No  obstante, resalta que tan pronto se advirtió el inconveniente,  la impugnación fue resulta. Asimismo, en el fallo se tomaron  medidas tendientes a evitar la situación, las fueron  consignadas de la forma como sigue:  

«Dada  la situación que surgió en el trámite de segunda  instancia, la Sala considera pertinente efectuar las siguientes  determinaciones: (i) Las auxiliares del despacho deben realizar un  barrido de todos los correos que se registran en la carpeta de  correos NO deseados (ii) el secretario de la Sala, deberá  ordenar la actualización de los libros radiadores, los cuales  deben ser cotejados con las acciones constitucionales que se  encuentran en la base de datos del despacho del ponente (iii) los  empleados de la secretaría, al momento de remitir una acción  de tutela, a los despachos, deben rotularla con el título  REPARTO ACCION DE TUTELA DE SEGUNDA INSTANCIA O REPARTO ACCION DE  TUTELA DE PRIEMERA INSTANCIA, adjuntando de manera visible la  correspondiente acta de reparto.  

Es  pertinente aclarar, que, de las particularidades surgidas en el  presente asunto, no se observa ni dolo ni negligencia por parte de  los empleados del Tribunal, pues no es un secreto que la virtualidad  ha impuesto nuevos retos que se están asumiendo con la mayor  responsabilidad, pero que en ocasiones pueden presentarse imprevistos  que se salen del control normal de los funcionarios y empleados  judiciales.»  

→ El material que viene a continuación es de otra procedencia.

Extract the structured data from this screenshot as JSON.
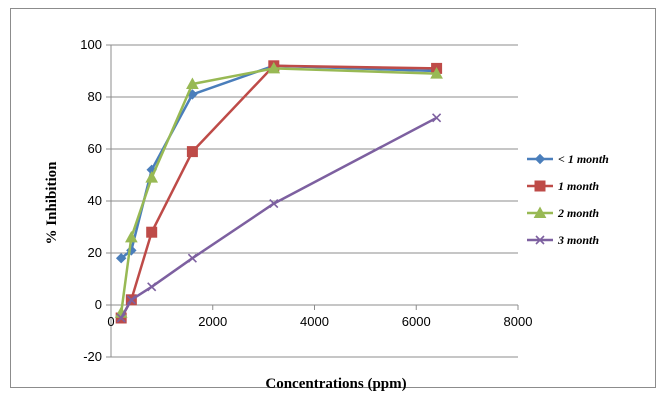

En  este contexto se colige que el percance evidenciado con el correo del  despacho accionado, constituye uno de los riesgos que se presentan en  la gestión de las comunicaciones y los expedientes en la  virtualidad. Esto se da por diferentes circunstancias, entre ellas,  que en el actual contexto de teletrabajo en que funciona la Rama  Judicial por cuenta de las medidas adoptadas por el Covid-19, se  pueden experimentar deficiencias en la conexión, o un alto  tráfico de comunicaciones electrónicas, que  eventualmente, dificultaría su adecuada gestión.  

Sin  embargo, se resalta que, en todo caso, el inconveniente no generó  consecuencias que no fueran subsanadas en el momento en que se  llevaron a cabo las actuaciones retrasadas, como lo son la emisión  de la sentencia y la notificación de la misma. Razón  suficiente para declarar improcedente el amparo, pues no se evidenció  un compromiso de las garantías constitucionales del  accionante.  

Así  las cosas, se declarará improcedente el amparo deprecado por  Morgan  Marceliano Sandoval Barrero.  

En  mérito de lo expuesto, la Sala  de Decisión de Tutelas Nº 3 de la Sala de Casación  Penal de la Corte Suprema de Justicia,  administrando justicia en nombre de la República y por  autoridad de la ley,  

RESUELVE  

PRIMERO:  DECLARAR  IMPROCEDENTE el  amparo deprecado.  

TERCERO:  REMITIR  el expediente a la Corte Constitucional para su eventual revisión,  una vez ejecutoriada esta decisión.  

Notifíquese  y cúmplase.  

DIEGO  EUGENIO CORREDOR BELTRÁN  

GERSON  CHAVERRA CASTRO  

EYDER  PATIÑO CABRERA  

Nubia  Yolanda Nova García  

Secretaria  

1          Ver, entre otras, CC SU-627-2015.  

2          Artículo 51. Insistencia. Modificado mediante Acuerdo 01 de          29 de abril de 2004, quedando así: “Artículo 51.          Insistencia. Además de los treinta días de que dispone          la Sala de Selección y en virtud de lo dispuesto por el          artículo 33 del Decreto 2591 de 1991, cualquier Magistrado          titular o directamente el Procurador General de la Nación o          el Defensor del Pueblo, podrá insistir en la selección          de una o más tutelas para su revisión, dentro de los          quince días calendario siguientes a la fecha de notificación          por estado del auto de la Sala de Selección”.